Given that the normalization is a form of quantile normalization that uses a constant target distribution, there are a few important considerations while working with these values:

  • These values transform the biological/technical variance of gene expression to a constant variance from a normal distribution.
  • It has been proven that quantile normalization reduces technical variance and to a lesser extent biological variance (Abrams ZB et al.).
  • Individual gene expression values can produce spurious differential gene expression analysis (Zhao Y et al.).
  • This normalization is not designed to specifically account for batch effects, however the use of a constant target distribution mitigates batch effects when calculating average gene expression. This mitigation is stronger as the number of datasets per tissue increases.

Removal of Noisy Ultra-low Expression Values

After applying normalization, any gene/cell combination that had counts less or equal than 2 are set to missing data. This allows for removal of noise due to ultra-lowly expressed genes and provides a cleaner visualization.

Summarization of Data in Dot Plot

For each gene/cell type combination the following values are represented in the dot plot, either visually or in text upon hover.

  • Gene expression (dot color) – the average rankit-normalized gene expression among genes that have non-zero values.
  • Scaled gene expression (dot color) – scaled mean expression to the range [0,1]. Scaling is done by assigning the minimum value in the current view to 0 and the max is assigned to 1.
  • Expressing cells (dot size) – percentage of cells of the cell type expressing the gene, in parentheses is shown the absolute number of cells expressing the gene. These numbers are calculated after the following filters have been applied: "Removal of low coverage cells" and "Removal of noisy low expression values".

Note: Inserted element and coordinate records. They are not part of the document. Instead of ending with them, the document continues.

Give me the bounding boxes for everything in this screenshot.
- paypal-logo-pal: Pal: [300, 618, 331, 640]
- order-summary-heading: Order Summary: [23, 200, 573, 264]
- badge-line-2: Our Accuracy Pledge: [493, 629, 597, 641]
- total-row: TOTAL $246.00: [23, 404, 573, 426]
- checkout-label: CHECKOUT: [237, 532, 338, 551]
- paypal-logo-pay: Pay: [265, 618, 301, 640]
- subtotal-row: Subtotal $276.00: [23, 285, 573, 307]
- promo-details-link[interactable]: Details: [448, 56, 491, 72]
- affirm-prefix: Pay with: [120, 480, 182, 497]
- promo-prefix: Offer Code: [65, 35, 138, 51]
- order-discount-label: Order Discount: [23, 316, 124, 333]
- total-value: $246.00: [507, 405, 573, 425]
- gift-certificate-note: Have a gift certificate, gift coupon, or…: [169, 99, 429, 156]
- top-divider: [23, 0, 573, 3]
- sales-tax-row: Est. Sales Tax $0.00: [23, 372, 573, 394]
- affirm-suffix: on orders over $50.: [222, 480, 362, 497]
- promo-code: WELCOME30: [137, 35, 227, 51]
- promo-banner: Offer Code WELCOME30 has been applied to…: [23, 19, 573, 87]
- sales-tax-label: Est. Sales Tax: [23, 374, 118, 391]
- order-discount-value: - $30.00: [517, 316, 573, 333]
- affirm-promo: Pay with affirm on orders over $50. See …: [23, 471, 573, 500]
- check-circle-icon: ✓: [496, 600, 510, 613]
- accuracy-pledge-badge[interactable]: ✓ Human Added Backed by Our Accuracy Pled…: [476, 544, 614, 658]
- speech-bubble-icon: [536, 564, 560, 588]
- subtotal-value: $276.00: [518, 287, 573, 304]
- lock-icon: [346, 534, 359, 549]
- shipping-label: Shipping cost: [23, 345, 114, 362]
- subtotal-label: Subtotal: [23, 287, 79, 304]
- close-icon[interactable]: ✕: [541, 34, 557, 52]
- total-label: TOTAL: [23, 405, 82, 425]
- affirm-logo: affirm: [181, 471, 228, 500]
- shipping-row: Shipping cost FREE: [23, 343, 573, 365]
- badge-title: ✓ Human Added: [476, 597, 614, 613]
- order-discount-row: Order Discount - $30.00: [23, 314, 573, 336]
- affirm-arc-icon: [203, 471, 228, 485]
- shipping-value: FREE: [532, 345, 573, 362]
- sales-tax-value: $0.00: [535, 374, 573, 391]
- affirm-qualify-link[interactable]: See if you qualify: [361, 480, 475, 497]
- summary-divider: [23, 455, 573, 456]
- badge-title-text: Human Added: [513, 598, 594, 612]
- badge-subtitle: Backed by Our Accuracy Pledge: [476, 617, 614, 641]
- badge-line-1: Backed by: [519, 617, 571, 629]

Expression and cell count rollup across descendants in the cell ontology

The cell ontology is a hierarchical tree structure that represents the relationship between cell types. For example, the cell type "B cell" is a descendant of the cell type "lymphocyte". For a particular cell type, The cell ontology is used to sum up the expression values and cell counts of cells labeled as that cell type as well as those labeled as its descendants. In the aforementioned example, the average expression of "lymphocyte" would include "B cells" and all its other descendants.

This rollup operation accounts for the fact that different datasets may have labeled their cells with different levels of granularity. It provides a more robust measure of the average expression of low-granularity cell type terms, such as "secretory cell" or "lymphocyte".

References

  1. Abrams ZB et al. A protocol to evaluate RNA sequencing normalization methods. BMC Bioinformatics. 2019. PubMed.
  2. Bolstad BM et al. A comparison of normalization methods for high density oligonucleotide array data based on variance and bias. Bioinformatics. 2002. PubMed.
  3. Evans C et al. Selecting between-sample RNA-Seq normalization methods from the perspective of their assumptions Ciaran. Briefings in Bioinformatics. 2018. PubMed.
  4. The GTEx Consortium. The GTEx Consortium atlas of genetic regulatory effects across human tissues. Science. 2020. PubMed.
  5. Zhao Y et al. How to do quantile normalization correctly for gene expression data analyses. Scientific Reports. 2020. PubMed.